EARRRL – the Estimated Average Recent Request Rate Limiter

You’ve got a problem: a small subset of abusive users are body slamming your API with extremely high request rates. You’ve added windowed rate limiting, and this reduces the load on your infrastructure, but behavior persists. These naughty users are not attempting to rate-limit their own requests. They fire off as many requests as they can, almost immediately hit HTTP 429 Too Many Requests, and even then don’t let up. As soon as a new rate limit window is available, the pattern starts all over again.

In order to curtail this behavior, it would be nice to penalize bad users according to their recent average request rate. That is, if a user responsibly limits their own requests, then they never get a 429. However if the user has the bad habit of constantly exceeding the rate limit, then we stop them from making any more requests – forever … no new windows and no second chances… that is until they mend their ways and start monitoring their own rate more responsibly. Once their average request rate falls below the prescribed threshold, then their past sins are forgiven, and they may begin anew as a responsible user of our API.

bad guy who will abuse your API
Stock photo of a bad guy – the type of bad guy who would misuse APIs.

Introducing the Recent Average Rate Limiter

Drawing inspiration from the Exponentially Weighted Moving Average, I propose EARRRL, the Estimated Average Recent Request Rate Limiter. EARRRL estimates the user’s recent request rate and rejects requests for users who’s request rate exceeds the specified threshold. It gets rid of the notion of rate limit windows, and instead keeps a persistent estimate of a user’s request rate so that an abusive user can’t just start offending again as soon as the next rate limit window is available. Just how this works gets kinda mathy, which is why I’ve authored the aptly named companion post. But for this post we’ll focus on more practical aspects of implementation and application.

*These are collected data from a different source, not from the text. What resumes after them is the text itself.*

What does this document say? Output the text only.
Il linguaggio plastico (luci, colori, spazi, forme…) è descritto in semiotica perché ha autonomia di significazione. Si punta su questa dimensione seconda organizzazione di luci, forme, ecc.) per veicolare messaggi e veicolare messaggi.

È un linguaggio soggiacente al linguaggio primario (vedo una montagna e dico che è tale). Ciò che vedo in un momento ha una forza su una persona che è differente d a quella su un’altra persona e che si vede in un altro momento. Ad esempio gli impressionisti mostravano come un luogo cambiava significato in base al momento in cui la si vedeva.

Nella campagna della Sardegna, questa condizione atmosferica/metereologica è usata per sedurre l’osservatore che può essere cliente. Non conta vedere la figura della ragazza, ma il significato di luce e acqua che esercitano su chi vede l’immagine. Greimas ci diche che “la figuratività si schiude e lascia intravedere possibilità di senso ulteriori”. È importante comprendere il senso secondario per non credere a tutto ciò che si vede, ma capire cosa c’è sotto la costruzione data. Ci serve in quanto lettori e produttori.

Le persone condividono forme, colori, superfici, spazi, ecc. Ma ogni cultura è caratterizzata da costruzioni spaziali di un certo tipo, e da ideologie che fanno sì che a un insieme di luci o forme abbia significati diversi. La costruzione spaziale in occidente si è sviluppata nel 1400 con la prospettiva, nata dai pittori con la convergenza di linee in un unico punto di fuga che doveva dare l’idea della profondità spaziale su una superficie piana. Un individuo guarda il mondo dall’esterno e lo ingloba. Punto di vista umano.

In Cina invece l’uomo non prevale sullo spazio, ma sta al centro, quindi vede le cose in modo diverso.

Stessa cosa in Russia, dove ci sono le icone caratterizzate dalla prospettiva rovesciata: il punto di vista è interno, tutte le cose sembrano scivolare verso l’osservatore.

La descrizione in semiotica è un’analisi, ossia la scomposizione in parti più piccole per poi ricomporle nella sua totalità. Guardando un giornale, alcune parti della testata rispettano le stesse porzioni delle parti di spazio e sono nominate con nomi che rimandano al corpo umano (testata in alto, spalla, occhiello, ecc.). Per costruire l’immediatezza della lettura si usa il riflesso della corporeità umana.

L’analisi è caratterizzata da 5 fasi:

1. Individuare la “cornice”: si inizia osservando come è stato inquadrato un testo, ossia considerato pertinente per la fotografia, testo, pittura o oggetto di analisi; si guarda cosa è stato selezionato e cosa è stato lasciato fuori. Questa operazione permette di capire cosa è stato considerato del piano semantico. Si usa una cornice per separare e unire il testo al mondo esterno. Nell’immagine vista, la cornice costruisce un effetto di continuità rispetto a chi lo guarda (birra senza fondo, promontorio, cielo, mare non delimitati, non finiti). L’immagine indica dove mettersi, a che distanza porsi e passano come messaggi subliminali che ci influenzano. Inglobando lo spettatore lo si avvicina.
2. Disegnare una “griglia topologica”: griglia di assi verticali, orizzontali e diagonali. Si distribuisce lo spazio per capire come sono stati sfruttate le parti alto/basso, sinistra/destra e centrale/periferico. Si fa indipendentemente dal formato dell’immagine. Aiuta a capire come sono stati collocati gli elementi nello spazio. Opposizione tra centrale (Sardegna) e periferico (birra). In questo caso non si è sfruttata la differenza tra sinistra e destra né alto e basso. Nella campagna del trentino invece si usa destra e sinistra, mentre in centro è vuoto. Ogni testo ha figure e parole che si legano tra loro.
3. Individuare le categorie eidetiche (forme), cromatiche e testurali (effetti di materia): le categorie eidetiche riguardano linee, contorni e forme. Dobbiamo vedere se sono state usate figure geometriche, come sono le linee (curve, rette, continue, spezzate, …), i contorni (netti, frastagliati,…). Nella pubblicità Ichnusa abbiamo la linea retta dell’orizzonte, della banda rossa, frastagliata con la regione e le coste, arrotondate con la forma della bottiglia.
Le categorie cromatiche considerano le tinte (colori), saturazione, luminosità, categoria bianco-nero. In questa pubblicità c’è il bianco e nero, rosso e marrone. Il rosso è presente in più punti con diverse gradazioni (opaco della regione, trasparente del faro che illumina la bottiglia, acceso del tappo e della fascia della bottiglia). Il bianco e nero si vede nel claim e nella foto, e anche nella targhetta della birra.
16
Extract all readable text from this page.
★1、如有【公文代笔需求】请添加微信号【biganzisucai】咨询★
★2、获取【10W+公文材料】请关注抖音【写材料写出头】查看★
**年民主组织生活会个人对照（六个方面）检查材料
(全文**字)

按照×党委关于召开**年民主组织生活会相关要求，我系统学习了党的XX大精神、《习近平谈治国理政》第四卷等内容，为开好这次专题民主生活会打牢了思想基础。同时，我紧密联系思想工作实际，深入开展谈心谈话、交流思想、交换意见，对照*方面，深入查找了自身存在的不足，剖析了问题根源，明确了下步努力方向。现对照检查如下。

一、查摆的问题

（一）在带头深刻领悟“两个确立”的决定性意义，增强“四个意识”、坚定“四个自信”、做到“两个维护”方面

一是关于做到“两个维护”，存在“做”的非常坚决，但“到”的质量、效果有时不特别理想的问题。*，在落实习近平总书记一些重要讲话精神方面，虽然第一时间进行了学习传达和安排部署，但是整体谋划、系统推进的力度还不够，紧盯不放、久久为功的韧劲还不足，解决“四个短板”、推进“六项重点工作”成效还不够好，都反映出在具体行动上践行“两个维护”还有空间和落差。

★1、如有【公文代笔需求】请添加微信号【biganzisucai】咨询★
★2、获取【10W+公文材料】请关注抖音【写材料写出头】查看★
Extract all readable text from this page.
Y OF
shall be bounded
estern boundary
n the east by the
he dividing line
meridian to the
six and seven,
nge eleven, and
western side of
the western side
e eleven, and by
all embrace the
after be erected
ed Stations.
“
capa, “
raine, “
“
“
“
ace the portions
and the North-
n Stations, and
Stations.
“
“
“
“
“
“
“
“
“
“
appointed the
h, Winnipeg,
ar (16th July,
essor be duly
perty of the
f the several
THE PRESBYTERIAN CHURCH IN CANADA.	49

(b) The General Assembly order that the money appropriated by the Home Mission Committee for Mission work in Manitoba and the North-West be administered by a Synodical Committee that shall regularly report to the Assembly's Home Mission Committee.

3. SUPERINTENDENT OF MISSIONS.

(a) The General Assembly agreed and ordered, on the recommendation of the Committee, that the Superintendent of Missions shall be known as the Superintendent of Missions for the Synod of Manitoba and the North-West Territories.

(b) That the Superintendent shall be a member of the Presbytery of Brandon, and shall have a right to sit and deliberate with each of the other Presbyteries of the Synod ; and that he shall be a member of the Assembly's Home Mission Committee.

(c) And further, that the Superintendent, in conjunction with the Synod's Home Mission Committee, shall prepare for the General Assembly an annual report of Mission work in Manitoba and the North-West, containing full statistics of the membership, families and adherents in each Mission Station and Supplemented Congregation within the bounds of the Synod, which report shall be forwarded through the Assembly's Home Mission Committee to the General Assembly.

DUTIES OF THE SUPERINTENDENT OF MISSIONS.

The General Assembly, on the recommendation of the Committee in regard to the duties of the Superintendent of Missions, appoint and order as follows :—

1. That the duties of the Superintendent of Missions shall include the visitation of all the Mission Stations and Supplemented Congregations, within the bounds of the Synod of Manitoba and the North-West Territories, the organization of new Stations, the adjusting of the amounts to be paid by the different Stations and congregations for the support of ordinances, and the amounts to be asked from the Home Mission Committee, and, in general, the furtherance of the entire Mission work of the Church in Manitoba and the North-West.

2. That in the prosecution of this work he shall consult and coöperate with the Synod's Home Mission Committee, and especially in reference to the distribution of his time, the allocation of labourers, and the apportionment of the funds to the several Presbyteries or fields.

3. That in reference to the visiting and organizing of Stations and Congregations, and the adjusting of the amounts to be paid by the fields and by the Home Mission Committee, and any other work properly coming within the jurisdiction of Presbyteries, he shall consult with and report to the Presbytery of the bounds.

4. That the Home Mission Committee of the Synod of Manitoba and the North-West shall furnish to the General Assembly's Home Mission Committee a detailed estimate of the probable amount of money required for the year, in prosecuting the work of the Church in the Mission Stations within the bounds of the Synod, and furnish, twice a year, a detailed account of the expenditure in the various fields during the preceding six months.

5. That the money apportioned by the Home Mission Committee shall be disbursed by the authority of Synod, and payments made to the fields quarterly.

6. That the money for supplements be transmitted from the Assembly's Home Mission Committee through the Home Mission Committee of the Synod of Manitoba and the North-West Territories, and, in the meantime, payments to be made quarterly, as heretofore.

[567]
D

Let’s say that you are rate limiting an API endpoint called send_yo which requires authenticated access. Every user will be associated with their own EARRRL rate limiter. So, at the beginning of a request you retrieve the rate limiter associated with the current user (or otherwise create one), and you ask it “should this user be allowed to make a request?” In code, it would look something like this:

def send_yo(request, recipient):
    rate_limiter = EARRRL.get_or_create(user=request.user.id)
    
    if rate_limiter.is_rate_limited():
        # abusive user has exceeded their "Yo" sending limit
        return render(request, '429.html', status=429) 

    actually_send_the_yo(recipient)

Internally, is_rate_limited will quickly evaluate the user’s recent request rate, update the rate based upon the current request, and then return whether or not the user has exceeded the prescribed rate.

Watching EARRRL in Action

At the bottom of this post we will implement EARRRL in Redis, but before we get there, let’s motivate that conversation by demonstrating some of EARRRL’s more interesting qualities.

Convergence

It is important that EARRRL can correctly estimate a user’s recent request rate. To demonstrat that this works correctly, let’s consider the scenario where at \(t=50\text{s}\), three different users being making sustained periodic API requests, and then at \(t=200\text{s}\) they stop. The user represented in red makes 10 requests per second, the green user makes 1 request per second, and the blue user makes one request every 10 seconds. The corresponding lines in the following figure represents the EARRRL-estimated average request rate. You can see that shortly after the requests begin, EARRRL converges to the true rate, and then in the same period of time after the requests stop, EARRRL converges back to zero.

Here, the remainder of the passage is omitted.